United Airlines’ Oscar Munoz Named to Univision’s Board of Directors

Oscar Munoz is ready to share his (Uni)vision

The 61-year-old Mexican-American businessman and executive chairman of United Airlines has been named as an independent director on Univision’s board of directors.

Oscar Munoz

Prior to his role at United Airlines, Munoz served on the board of parent company United Continental Holdings (UCH) and held multiple executive positions at CSX Corporation and AT&T.

Univision, the Hispanic media giant whose takeover by private equity investors led by former Viacom CFO Wade Davis will soon close, has also named SoftBank Group COO Marcelo Claure; Estée Lauder Companies SVP of public affairs María Cristina “MC” González Noguera; and veteran Walmart exec Gisel Ruiz to the board.

It’s understood that Univision will name at least four more members to the board when the pending takeover by new majority investors is complete. The transaction is expected to close by the end of 2020.

ForgeLight, a firm run by Davis, and Searchlight Capital Partners are buying majority control of Univision from a collection of other private equity investors. Mexico-based production power Televisa is keeping its 36% stake.

Madison Dearborn Partners, Providence Equity Partners, TPG, Thomas H. Lee Partners and Saban Capital Group acquired the company for $13.7 billion in 2007, beating out a rival bid from Televisa.
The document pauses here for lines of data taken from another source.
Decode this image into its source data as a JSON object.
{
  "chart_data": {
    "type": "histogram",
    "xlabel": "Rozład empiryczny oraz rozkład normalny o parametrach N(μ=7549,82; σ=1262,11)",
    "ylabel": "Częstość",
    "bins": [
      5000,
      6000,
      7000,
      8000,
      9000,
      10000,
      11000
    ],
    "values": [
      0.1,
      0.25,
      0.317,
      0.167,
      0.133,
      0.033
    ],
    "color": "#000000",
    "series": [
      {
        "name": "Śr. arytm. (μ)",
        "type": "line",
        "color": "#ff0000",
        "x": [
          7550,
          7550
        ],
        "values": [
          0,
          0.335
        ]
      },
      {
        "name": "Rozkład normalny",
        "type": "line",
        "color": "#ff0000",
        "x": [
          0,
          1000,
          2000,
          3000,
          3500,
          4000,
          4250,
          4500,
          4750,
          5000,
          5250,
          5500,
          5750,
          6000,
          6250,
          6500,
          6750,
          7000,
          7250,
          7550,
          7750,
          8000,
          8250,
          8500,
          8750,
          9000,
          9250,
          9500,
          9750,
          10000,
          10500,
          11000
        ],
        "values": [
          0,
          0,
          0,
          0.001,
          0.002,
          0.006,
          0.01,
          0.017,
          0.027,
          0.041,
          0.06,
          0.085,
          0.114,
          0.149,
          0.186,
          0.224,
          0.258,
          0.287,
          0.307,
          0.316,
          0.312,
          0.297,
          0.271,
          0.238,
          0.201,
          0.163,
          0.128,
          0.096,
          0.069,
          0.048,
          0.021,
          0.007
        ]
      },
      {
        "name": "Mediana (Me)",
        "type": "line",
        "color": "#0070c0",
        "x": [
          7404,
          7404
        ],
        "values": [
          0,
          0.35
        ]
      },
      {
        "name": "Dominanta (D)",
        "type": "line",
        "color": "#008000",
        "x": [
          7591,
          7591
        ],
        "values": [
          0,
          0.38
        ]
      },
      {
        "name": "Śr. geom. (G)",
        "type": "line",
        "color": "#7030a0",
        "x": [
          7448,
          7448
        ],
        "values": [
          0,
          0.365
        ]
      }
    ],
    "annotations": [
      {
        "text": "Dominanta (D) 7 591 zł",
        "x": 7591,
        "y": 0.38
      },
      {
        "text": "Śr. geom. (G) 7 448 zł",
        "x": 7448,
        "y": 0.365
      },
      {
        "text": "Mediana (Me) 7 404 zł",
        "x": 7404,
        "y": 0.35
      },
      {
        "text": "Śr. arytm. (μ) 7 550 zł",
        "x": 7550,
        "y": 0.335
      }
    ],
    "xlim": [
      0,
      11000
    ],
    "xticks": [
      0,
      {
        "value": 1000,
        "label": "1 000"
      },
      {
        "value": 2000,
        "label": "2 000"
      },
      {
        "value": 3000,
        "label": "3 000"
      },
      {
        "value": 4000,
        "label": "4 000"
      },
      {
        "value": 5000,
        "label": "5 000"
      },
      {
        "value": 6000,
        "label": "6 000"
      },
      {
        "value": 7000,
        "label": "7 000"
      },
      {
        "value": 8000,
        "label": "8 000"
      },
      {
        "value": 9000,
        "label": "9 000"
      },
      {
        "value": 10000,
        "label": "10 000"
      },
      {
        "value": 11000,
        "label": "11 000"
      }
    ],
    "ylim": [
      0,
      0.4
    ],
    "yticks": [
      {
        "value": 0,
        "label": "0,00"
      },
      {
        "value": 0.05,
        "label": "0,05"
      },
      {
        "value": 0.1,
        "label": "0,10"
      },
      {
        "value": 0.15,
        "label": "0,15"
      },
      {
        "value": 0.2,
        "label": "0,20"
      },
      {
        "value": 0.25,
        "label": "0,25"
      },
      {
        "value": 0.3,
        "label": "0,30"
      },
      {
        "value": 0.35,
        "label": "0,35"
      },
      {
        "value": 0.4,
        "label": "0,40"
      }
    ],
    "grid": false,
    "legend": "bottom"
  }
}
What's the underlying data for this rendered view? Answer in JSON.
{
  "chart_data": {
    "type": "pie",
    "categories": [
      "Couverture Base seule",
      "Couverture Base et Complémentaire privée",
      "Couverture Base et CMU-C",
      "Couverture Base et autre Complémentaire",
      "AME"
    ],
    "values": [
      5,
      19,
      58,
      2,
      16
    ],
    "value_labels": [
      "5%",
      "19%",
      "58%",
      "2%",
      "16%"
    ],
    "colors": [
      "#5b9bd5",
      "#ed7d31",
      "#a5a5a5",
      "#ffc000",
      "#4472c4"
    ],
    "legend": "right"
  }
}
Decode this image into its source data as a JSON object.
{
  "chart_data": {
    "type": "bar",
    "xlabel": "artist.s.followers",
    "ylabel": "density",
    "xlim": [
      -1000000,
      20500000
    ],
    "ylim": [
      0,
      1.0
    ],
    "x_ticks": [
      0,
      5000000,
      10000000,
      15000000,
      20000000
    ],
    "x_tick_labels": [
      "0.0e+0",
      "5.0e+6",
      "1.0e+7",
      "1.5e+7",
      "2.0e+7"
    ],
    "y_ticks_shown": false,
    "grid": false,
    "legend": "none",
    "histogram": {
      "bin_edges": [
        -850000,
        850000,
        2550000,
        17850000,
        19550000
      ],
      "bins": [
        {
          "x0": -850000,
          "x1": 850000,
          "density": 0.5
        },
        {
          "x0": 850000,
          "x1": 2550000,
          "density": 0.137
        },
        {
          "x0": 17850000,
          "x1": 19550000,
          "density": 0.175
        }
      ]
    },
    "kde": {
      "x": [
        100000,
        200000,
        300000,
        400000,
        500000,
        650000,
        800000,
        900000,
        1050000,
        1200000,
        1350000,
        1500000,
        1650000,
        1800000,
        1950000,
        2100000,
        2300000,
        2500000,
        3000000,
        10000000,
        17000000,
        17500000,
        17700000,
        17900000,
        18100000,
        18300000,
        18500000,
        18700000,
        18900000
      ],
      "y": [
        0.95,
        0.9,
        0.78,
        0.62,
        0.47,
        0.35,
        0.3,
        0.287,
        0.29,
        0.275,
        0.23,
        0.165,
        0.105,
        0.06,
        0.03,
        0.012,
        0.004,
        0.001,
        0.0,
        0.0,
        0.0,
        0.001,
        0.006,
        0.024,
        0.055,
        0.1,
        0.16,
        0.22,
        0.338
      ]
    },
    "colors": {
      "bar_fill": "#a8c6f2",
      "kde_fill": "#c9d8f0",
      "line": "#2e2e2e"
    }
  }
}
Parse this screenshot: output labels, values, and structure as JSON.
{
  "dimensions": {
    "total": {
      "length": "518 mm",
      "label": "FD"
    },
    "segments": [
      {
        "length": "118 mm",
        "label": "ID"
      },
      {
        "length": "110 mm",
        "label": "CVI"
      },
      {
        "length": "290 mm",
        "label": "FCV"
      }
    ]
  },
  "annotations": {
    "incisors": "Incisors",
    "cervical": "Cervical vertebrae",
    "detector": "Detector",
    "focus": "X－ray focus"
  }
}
The current transaction, which is expected to close at the end of the year, is expected to value the company at less than $10 billion.

Davis exited Viacom when it merged with CBS last December, emerging soon thereafter as the leader of the Univision bid. The deal, announced last February, was initially expected to close over the summer.

Univision has been run since 2018 by CEO Vince Sadusky. The local television and Hispanic media veteran replaced predecessor Randy Falco after the longtime former NBC exec made a series of out-of-the-box investments in English-language websites and ill-fated cable network venture Fusion. Sadusky has implemented a “back-to-basics,” Spanish-language refocus in an effort to help the flagship broadcast network regain ground it had lost to U.S. rival Telemundo in some pockets of the schedule.